Proving this theorem was a class assignment. My proof may or may not be original (probably not).

Theorem (BONAPARTE)
Let ABC be a triangle. Erect equilateral triangles A'BC, AB'C, ABC' so either all overlap with Δ ABC or none overlap, with centroids a, b, c respectively. Then Δ abc is an equilateral triangle (known as Napoleon's triangle).
```                                          _.B'
_ ./  |
_ ./      /
_ ./           |
_ ./               /
C'________________A /                    |
\                /\             .b     /
\              /   \                  |
\     .c     /      \               /
\          /         \             |
\        /            \          /
\      /               \        |
\    /                  \     /
\  /                     \   |
\/________________________\/
B \                        /C
\                      /
\                    /
\                  /
\       .a       /
\              /
\            /
\          /
\        /
\      /
\    /
\  /
\/
A'
```
Proof
Make two comparisons between Δ cAb and Δ BAB' to see that they are similar triangles:
cAb = ∠ cAB + ∠ BAC + ∠ CAb = π/6 + ∠ BAC + π/6 = ∠ BAC + π/3
BAB' = ∠ BAC + ∠ CAB' = ∠ BAC + π/3
(same angles)
By the fixed ratios of lengths in an equilateral triangle:
|c - A| = |B - A| / sqrt(3)
|b - A| = |B' - A| / sqrt(3)
∴ |c - A| / |b - A| = |B - A| / |B' - A|
(preserved ratio of side lengths)
They are similar triangles. Hence the third length must have the same ratio:
|c - b| = |B' - B| / sqrt(3)
By reasons of symmetry,
|a - b| = |B' - B| / sqrt(3)
Hence |a - b| = |b - c| and by reasons of symmetry, all sides of Δ abc are of equal length.

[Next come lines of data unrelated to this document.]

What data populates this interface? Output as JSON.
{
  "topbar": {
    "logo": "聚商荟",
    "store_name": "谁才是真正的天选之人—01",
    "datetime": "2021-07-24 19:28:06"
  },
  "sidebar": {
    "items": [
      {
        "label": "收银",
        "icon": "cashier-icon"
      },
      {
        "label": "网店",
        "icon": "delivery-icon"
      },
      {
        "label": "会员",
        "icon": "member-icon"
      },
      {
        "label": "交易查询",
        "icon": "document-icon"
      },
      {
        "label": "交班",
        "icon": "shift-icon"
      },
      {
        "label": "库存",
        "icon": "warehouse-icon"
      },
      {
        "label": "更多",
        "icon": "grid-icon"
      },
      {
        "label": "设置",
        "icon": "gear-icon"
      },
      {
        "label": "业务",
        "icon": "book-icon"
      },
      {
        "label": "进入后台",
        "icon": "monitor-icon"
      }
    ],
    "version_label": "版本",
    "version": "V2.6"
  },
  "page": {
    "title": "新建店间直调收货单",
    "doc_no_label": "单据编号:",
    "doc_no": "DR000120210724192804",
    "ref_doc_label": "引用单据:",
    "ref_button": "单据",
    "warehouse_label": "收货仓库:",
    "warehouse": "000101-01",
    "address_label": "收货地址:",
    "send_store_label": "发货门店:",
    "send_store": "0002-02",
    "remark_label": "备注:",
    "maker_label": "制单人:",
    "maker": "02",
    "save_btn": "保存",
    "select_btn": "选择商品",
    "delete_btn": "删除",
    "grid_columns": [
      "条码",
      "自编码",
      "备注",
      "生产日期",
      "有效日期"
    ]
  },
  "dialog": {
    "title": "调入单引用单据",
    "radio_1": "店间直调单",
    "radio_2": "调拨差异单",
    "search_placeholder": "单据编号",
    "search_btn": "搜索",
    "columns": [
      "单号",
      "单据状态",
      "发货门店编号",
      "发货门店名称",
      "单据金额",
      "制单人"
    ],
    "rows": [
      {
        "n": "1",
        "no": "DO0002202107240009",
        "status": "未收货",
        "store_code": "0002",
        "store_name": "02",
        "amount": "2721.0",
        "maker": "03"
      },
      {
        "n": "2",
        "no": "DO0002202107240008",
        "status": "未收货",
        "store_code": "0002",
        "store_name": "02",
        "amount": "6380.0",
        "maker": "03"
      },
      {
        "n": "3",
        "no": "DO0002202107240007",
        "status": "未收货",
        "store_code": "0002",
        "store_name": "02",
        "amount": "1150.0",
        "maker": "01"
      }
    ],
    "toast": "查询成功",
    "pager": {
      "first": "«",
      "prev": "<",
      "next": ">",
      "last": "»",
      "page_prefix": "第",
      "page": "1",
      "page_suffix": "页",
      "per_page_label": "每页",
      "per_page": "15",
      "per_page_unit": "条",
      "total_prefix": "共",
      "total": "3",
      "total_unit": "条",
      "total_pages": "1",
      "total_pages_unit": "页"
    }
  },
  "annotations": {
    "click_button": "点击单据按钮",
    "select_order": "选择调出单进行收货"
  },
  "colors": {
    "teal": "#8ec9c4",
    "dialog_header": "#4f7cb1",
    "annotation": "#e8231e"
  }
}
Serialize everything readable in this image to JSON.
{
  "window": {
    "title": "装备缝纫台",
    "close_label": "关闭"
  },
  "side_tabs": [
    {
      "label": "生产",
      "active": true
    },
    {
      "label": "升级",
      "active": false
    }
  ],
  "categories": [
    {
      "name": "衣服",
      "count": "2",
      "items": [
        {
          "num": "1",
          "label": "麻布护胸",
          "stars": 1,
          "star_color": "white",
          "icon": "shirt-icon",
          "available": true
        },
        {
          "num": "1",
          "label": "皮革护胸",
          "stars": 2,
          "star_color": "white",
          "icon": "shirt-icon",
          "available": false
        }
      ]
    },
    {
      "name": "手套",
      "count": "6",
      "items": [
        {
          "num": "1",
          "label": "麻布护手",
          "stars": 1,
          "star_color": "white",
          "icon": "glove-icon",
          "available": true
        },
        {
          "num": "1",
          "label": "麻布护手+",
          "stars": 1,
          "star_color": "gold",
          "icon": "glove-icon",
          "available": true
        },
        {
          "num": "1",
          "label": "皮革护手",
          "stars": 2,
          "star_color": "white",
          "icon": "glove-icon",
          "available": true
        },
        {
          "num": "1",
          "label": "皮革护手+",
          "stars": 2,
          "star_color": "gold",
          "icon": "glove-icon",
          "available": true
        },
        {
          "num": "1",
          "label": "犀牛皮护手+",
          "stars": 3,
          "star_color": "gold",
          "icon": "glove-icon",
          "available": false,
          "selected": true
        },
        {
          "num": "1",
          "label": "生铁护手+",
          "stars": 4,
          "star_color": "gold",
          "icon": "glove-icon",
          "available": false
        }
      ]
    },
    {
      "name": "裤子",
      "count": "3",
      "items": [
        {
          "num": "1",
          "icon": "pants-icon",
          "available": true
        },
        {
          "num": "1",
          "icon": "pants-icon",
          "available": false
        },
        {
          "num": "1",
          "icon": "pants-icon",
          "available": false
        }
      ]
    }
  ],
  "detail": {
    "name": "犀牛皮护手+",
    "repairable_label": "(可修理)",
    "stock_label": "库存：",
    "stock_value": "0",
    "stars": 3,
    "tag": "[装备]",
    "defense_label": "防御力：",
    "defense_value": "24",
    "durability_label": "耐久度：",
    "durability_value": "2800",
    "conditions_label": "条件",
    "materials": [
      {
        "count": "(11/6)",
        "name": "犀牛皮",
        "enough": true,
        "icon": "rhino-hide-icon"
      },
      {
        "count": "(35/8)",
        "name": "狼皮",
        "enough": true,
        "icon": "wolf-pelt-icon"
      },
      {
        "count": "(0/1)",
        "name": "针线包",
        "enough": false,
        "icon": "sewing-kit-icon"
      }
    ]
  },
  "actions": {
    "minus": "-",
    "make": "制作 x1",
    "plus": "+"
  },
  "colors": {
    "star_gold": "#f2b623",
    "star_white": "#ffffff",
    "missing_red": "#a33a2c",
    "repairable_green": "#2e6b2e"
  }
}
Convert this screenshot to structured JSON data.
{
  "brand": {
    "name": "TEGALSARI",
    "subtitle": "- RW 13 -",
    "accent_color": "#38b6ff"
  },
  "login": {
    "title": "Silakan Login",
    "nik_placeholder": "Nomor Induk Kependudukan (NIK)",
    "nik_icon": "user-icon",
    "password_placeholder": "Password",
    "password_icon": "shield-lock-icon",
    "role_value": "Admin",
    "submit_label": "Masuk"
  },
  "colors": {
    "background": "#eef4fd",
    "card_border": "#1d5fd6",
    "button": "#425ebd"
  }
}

This proof works for the case where the constructed equilateral triangles point inward, too.

QED

Napoleon Points
Lines laA , lbB , and lcC meet at the first Napoleon point when the three equilateral triangles point away from Δ ABC. When they point toward Δ ABC, the lines meet at a different point known as the second Napoleon point.

Fermat Point
The point P of a triangle ABC that minimizes the sum of distances |A - P| + |B - P| + |C - P| is known as the Fermat point. When each of the three angles of Δ ABC are less than 120°, the Fermat point is the concurrent point of lines lA'A, lB'B, and lC'C. It is also where the circumcircles of the erected equilateral triangles meet. When one of the vertices has an angle greater than 120°, then that vertex is the Fermat point. The Fermat point was not discovered by Fermat himself. Instead, he was the one who asked where such a point would exist, to which Toricelli was the first to answer this question.